Considerations of global justice and the Convention’s language of common but differentiated responsibilities have led some people to conclude that a morally acceptable international treaty should distribute various responsibilities of states according to their historic contribution of greenhouse gasses. This idea is subsumed in the polluter-pays-principle. The idea is that those who pollute should pay in proportion to their contribution to the overall pollution problem.
Meanwhile the ability-to-pay-principle assigns responsibility in proportion to an agent’s capacity. The ability-to-pay is often used in the assignment of burdens for financing state activities such as defence against various threats and the provision of certain aspects of the well-being of citizens.
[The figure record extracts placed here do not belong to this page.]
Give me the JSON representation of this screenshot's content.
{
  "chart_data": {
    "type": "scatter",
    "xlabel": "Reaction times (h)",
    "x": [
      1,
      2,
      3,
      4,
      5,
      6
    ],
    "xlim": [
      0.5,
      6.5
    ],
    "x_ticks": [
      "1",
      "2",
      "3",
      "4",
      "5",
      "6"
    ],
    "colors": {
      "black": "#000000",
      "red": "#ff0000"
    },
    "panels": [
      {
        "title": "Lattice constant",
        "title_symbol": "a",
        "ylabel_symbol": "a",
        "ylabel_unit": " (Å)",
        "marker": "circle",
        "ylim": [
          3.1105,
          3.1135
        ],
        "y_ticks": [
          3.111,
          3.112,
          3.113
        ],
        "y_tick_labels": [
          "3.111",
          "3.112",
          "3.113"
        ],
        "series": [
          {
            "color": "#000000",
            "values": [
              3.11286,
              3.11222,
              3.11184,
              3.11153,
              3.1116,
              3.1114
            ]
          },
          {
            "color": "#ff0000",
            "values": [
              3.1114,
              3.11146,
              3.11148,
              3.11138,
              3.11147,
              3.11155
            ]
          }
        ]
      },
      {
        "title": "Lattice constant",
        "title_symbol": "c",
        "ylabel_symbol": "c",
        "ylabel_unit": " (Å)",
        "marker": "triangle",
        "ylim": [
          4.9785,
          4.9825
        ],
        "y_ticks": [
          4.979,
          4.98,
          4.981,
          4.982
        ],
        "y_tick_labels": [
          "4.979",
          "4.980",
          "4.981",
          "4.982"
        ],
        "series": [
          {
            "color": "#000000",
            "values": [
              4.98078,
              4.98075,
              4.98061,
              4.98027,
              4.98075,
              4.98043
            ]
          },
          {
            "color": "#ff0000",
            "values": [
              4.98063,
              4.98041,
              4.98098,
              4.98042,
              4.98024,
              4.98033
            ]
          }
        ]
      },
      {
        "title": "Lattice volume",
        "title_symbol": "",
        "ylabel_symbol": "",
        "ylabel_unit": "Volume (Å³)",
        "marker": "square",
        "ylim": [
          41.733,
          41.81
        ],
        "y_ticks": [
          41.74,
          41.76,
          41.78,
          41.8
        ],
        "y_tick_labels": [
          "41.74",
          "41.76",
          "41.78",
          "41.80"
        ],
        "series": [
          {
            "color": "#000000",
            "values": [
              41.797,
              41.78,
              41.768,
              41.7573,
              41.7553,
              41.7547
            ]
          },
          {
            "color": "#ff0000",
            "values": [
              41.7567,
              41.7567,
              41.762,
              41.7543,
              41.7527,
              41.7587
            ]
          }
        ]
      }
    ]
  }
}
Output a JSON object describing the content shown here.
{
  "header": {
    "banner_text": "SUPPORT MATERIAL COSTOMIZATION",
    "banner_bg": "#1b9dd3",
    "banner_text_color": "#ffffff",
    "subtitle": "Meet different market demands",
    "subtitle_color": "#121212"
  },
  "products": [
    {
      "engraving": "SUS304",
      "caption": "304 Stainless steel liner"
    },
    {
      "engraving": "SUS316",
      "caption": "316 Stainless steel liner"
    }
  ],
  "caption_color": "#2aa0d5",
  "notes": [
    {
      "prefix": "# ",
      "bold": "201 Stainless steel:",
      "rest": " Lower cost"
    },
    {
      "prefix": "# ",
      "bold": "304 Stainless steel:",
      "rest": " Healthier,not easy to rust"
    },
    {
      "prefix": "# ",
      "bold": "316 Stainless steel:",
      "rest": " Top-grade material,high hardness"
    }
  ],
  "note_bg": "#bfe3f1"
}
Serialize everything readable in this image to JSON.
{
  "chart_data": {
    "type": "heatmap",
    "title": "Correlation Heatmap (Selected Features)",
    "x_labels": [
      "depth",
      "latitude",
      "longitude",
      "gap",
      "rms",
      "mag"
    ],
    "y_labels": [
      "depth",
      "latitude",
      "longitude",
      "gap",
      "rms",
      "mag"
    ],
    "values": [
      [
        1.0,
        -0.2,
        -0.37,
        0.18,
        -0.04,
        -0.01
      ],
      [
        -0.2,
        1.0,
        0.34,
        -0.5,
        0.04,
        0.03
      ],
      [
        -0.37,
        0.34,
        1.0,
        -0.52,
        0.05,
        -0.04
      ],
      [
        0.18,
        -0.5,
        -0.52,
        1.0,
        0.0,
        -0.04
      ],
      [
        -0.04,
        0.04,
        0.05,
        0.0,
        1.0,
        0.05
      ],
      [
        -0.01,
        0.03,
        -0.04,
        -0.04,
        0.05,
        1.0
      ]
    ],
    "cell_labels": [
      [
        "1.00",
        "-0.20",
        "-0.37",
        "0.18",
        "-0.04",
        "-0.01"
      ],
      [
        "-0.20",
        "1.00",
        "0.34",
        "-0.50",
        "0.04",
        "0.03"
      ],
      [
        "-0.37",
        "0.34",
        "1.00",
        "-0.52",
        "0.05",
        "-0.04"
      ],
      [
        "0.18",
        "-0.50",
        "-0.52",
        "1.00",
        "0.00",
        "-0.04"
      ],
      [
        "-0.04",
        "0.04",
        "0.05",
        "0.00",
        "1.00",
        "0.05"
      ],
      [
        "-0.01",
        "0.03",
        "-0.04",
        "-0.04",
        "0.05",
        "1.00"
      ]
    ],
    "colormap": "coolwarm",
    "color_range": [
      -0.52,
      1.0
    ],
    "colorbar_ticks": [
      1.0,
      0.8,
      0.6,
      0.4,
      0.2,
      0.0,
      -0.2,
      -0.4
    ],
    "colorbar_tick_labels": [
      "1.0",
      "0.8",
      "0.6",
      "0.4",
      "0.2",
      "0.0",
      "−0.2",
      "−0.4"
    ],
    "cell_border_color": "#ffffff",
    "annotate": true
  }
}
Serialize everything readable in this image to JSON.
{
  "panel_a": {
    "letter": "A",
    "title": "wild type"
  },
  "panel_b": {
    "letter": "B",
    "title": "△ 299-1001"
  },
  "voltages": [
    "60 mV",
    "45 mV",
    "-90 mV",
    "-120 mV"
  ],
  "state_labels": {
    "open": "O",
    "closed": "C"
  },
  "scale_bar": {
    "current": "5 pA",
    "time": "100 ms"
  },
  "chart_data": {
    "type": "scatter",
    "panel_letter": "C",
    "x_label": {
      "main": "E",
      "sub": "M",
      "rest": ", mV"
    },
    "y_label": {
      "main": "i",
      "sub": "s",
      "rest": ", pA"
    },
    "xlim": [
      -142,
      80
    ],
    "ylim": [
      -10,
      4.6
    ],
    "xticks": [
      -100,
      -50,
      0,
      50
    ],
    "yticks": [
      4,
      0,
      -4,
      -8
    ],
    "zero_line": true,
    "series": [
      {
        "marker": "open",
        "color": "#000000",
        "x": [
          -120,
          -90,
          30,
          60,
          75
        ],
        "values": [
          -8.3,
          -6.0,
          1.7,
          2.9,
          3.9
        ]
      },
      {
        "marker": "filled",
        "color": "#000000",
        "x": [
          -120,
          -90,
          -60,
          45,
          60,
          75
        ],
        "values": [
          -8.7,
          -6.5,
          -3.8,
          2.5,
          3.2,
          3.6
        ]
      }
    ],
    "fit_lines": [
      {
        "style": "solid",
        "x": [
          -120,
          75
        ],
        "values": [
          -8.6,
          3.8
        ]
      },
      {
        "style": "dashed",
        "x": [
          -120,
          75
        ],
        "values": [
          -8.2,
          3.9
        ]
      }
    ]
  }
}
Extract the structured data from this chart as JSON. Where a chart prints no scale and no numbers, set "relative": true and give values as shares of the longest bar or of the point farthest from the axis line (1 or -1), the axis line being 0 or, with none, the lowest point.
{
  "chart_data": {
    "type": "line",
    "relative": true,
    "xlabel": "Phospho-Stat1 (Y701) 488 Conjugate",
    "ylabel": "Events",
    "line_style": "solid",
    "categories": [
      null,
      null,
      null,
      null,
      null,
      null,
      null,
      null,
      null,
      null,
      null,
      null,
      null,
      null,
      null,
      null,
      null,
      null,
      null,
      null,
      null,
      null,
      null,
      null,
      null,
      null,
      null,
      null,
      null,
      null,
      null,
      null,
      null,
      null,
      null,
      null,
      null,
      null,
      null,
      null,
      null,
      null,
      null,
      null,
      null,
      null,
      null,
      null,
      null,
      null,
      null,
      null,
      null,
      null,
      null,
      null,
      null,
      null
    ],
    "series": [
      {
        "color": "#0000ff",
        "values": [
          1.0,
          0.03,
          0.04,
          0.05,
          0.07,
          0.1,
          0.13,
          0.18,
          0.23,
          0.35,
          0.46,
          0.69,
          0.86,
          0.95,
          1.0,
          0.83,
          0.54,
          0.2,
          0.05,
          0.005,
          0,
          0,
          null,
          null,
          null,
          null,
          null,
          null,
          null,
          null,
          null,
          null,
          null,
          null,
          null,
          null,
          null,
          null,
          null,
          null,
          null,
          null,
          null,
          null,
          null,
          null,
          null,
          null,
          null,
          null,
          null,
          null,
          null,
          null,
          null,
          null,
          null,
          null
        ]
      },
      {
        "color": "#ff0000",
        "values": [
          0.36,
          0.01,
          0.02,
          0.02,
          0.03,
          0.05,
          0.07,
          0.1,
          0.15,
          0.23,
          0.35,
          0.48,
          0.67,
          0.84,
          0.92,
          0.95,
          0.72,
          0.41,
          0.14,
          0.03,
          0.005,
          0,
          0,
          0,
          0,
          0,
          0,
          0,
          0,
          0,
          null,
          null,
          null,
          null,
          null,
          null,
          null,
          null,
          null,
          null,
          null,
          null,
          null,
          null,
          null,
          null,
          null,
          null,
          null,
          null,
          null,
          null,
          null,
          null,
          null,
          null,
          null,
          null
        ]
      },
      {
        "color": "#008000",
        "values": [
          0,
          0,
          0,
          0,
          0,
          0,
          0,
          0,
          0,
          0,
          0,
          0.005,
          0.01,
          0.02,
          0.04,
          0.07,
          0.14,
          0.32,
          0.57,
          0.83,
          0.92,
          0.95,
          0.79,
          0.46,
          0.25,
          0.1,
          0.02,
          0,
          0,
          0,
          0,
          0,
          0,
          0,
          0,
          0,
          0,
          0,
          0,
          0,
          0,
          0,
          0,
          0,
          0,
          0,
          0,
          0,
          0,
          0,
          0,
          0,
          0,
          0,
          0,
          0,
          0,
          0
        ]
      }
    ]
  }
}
Sustainable development, on the other hand, would be consistent with theories of global justice that require eradicating poverty or decreasing inequalities. It would also be in line with the Convention’s commitment to sustainable development, a comprehensive conception of which had been laid down in its preamble. The goal of development is to eradicate poverty- this requires economic growth, which in turn requires growth in energy consumption and, when cheap fossil fuels are used, a by-product of energy consumption is CO2 emissions. To achieve a poverty eradicating development, developed countries would have to cut down on their emissions heavily. Thinkers such as Darrel Moellendorf have gone on record to say that since emissions growth over the next several decades will come mostly from the developing countries, an effective climate change treaty ought to address their concerns.